Peru © John Michael Ramon Taya

Peru is one of the countries most vulnerable to climate change and water security issues. In 2020-2021, Canada continued to collaborate with the United States Agency for International Development to implement the Natural Infrastructure for Water Security project. It aims to increase the resilience of communities to climate risks, such as floods, droughts and landslides by helping to conserve, restore and recover natural infrastructure such as wetlands and forests.

The project seeks to strengthen women's participation and leadership in decision-making and ensure gender considerations are integrated into national climate and water policies.

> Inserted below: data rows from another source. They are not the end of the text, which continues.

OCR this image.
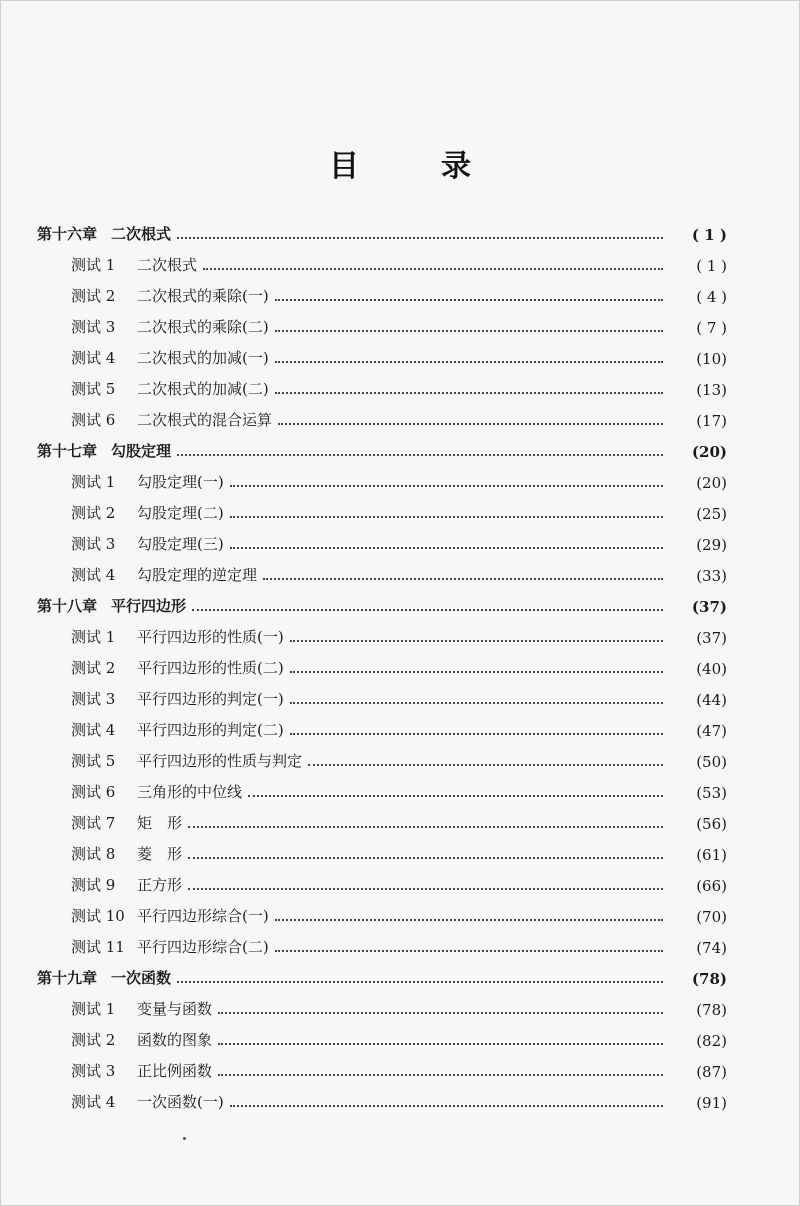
目	录
第十六章 二次根式	( 1 )
测试 1 二次根式	( 1 )
测试 2 二次根式的乘除(一)	( 4 )
测试 3 二次根式的乘除(二)	( 7 )
测试 4 二次根式的加减(一)	(10)
测试 5 二次根式的加减(二)	(13)
测试 6 二次根式的混合运算	(17)
第十七章 勾股定理	(20)
测试 1 勾股定理(一)	(20)
测试 2 勾股定理(二)	(25)
测试 3 勾股定理(三)	(29)
测试 4 勾股定理的逆定理	(33)
第十八章 平行四边形	(37)
测试 1 平行四边形的性质(一)	(37)
测试 2 平行四边形的性质(二)	(40)
测试 3 平行四边形的判定(一)	(44)
测试 4 平行四边形的判定(二)	(47)
测试 5 平行四边形的性质与判定	(50)
测试 6 三角形的中位线	(53)
测试 7 矩　形	(56)
测试 8 菱　形	(61)
测试 9 正方形	(66)
测试 10 平行四边形综合(一)	(70)
测试 11 平行四边形综合(二)	(74)
第十九章 一次函数	(78)
测试 1 变量与函数	(78)
测试 2 函数的图象	(82)
测试 3 正比例函数	(87)
测试 4 一次函数(一)	(91)
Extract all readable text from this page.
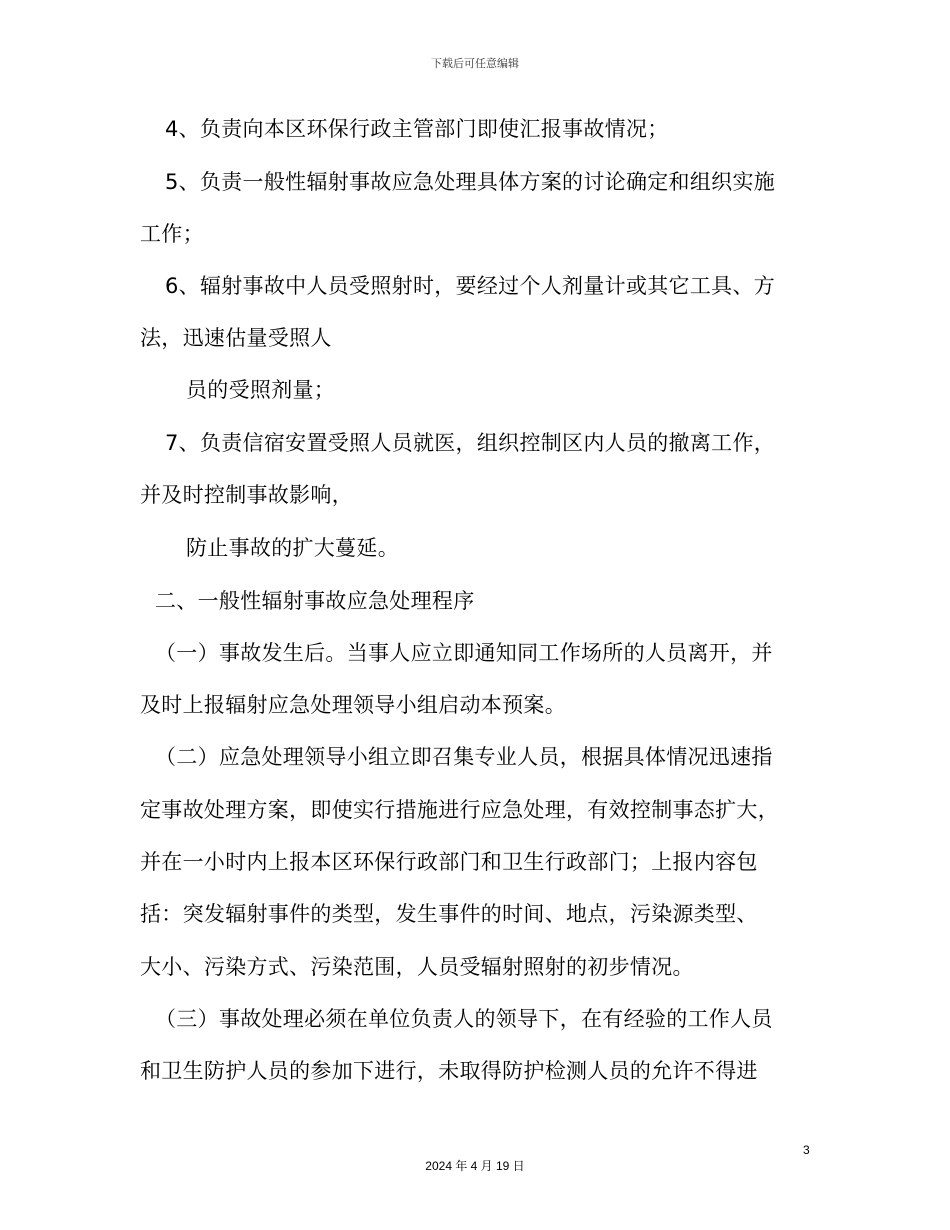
下载后可任意编辑
4、负责向本区环保行政主管部门即使汇报事故情况；
5、负责一般性辐射事故应急处理具体方案的讨论确定和组织实施
工作；
6、辐射事故中人员受照射时，要经过个人剂量计或其它工具、方
法，迅速估量受照人
员的受照剂量；
7、负责信宿安置受照人员就医，组织控制区内人员的撤离工作，
并及时控制事故影响，
防止事故的扩大蔓延。
二、一般性辐射事故应急处理程序
（一）事故发生后。当事人应立即通知同工作场所的人员离开，并
及时上报辐射应急处理领导小组启动本预案。
（二）应急处理领导小组立即召集专业人员，根据具体情况迅速指
定事故处理方案，即使实行措施进行应急处理，有效控制事态扩大，
并在一小时内上报本区环保行政部门和卫生行政部门；上报内容包
括：突发辐射事件的类型，发生事件的时间、地点，污染源类型、
大小、污染方式、污染范围，人员受辐射照射的初步情况。
（三）事故处理必须在单位负责人的领导下，在有经验的工作人员
和卫生防护人员的参加下进行，未取得防护检测人员的允许不得进
3
2024 年 4 月 19 日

In 2020-2021, a US$214 million investment was developed in collaboration with water users, government partners and the private -sector to improve nature’s capacity to capture, filter, store and deliver water. The project has resulted in the adoption of some 15 new legal and policy instruments on climate adaptation, including 5 specific to gender equality and fighting discrimination against women and girls. It has developed technical tools for better decision-making in this area.

The project enabled some 900 participants and 1,400 professionals to increase their knowledge about water resources management. “Peruvian women are the ones managing the water; we are connected to this resource,” says one of the women participating in the project’s leadership program for women in water management.

Peruvian water users are paying a monthly fee that is being reinvested in ecosystem recovery projects in Peru’s mountains to address water shortages for local residents. For example, Milloc, located 4,500 metres above sea level, has been threatened for years by the illegal extracting of organic wetland soil. A project to recover the natural ecosystem in Milloc is now benefiting the people who live there as well as the 10 million people who reside in Metropolitan Lima.

The project has led to partnerships between ancient cultures, rural populations, urban communities, scientists, private and public sectors and international organizations. In addition, Peru’s government is now looking to natural infrastructure as a way to address water risks more generally.